6. Broadcast seems to be a one-man show now-a-days. Do you do almost everything on your own?
Yes, broadcast is not the “stand in front of the camera and talk” thing I thought it was. When I started out, I was working the morning shift 2am-11am three days a week, then on the weekends, I had to flip my whole body around and work 9-6. Wake up, find three stories. Shoot, write, and edit them all by myself, and THEN I got to sit in front of the camera and talk…for 30 seconds. Thirty seconds of T.V. for hours and hours of work. It’s insane. Writing skills were definitely the most important to master. You can have great interviews, and great video, but if you don’t know how to put them together you are ruining the story.
Often times those 30 seconds you’re on T.V. – you’re telling someone’s entire life story. That’s important to get right.
7. What has been your favorite story to date? What exciting stories do you have coming up?
I think my favorite story to date has been my story on the tolls of sexual assault trials. It was a story idea I just got one day after watching the Bill Cosby trial and hearing the back and forth. As a survivor myself, I really wanted to show the toll these trials can take on victims. People so often get to insert their opinions on what they think actually happened, but they aren’t realizing what these people have to go through to tell this story. The reaction I got from that piece was really incredible, as well. People better understood, and that was my goal.
Watch Carter’s story about sexual assault trials and mistrials, which aired shortly after the Cosby trial earlier this year.
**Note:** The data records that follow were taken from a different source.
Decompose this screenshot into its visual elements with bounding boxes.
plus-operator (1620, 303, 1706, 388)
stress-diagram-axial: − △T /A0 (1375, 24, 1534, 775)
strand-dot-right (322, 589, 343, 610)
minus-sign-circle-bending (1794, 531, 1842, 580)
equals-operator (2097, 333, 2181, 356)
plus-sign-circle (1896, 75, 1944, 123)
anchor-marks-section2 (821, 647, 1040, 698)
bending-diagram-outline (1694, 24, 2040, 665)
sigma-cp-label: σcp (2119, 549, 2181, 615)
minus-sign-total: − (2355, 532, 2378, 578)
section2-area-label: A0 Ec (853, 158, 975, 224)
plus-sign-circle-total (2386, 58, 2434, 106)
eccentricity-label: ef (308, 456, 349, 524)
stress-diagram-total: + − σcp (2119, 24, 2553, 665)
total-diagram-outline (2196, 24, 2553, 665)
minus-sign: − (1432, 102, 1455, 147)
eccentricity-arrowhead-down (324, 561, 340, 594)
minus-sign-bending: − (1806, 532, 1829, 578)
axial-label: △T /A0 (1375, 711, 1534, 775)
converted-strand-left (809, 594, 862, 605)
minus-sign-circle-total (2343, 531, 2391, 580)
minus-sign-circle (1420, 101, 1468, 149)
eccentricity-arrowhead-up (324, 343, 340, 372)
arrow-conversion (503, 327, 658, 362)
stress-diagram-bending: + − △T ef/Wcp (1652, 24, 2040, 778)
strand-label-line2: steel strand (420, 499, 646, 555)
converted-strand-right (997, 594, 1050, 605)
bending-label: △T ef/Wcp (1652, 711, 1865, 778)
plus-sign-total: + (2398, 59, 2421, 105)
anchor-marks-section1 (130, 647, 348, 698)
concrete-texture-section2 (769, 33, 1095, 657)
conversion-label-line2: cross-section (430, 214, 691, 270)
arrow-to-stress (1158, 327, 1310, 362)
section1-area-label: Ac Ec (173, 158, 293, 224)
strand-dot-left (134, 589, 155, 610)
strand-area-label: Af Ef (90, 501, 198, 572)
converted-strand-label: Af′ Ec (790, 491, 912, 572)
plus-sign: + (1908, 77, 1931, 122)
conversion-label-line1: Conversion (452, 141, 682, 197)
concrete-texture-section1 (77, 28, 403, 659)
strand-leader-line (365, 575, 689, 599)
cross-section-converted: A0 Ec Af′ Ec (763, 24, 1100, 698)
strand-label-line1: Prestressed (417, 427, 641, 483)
I’ve been working on this piece for months about parole reform in Virginia. I want to know if [the policy of] not letting people out of jail until they complete most of their sentence is financially responsible and socially responsible. It’s been interesting getting both sides of the argument, and I want to know what will happen after this piece airs – just before the general assembly meets for next year. There are definitely changes coming.
8. What advice would you give someone who is anxious to start out in your field or in a position that is so demanding?
You have to know why you’re doing it. If you are doing this for yourself, then you probably will quit. This job is way too hard to get up every day and go to work for a paycheck. (we don’t make any money, shhh)
This is a job that’s about passion, that’s about purpose, and, at least at the level I am now, it’s about community. Invest in that.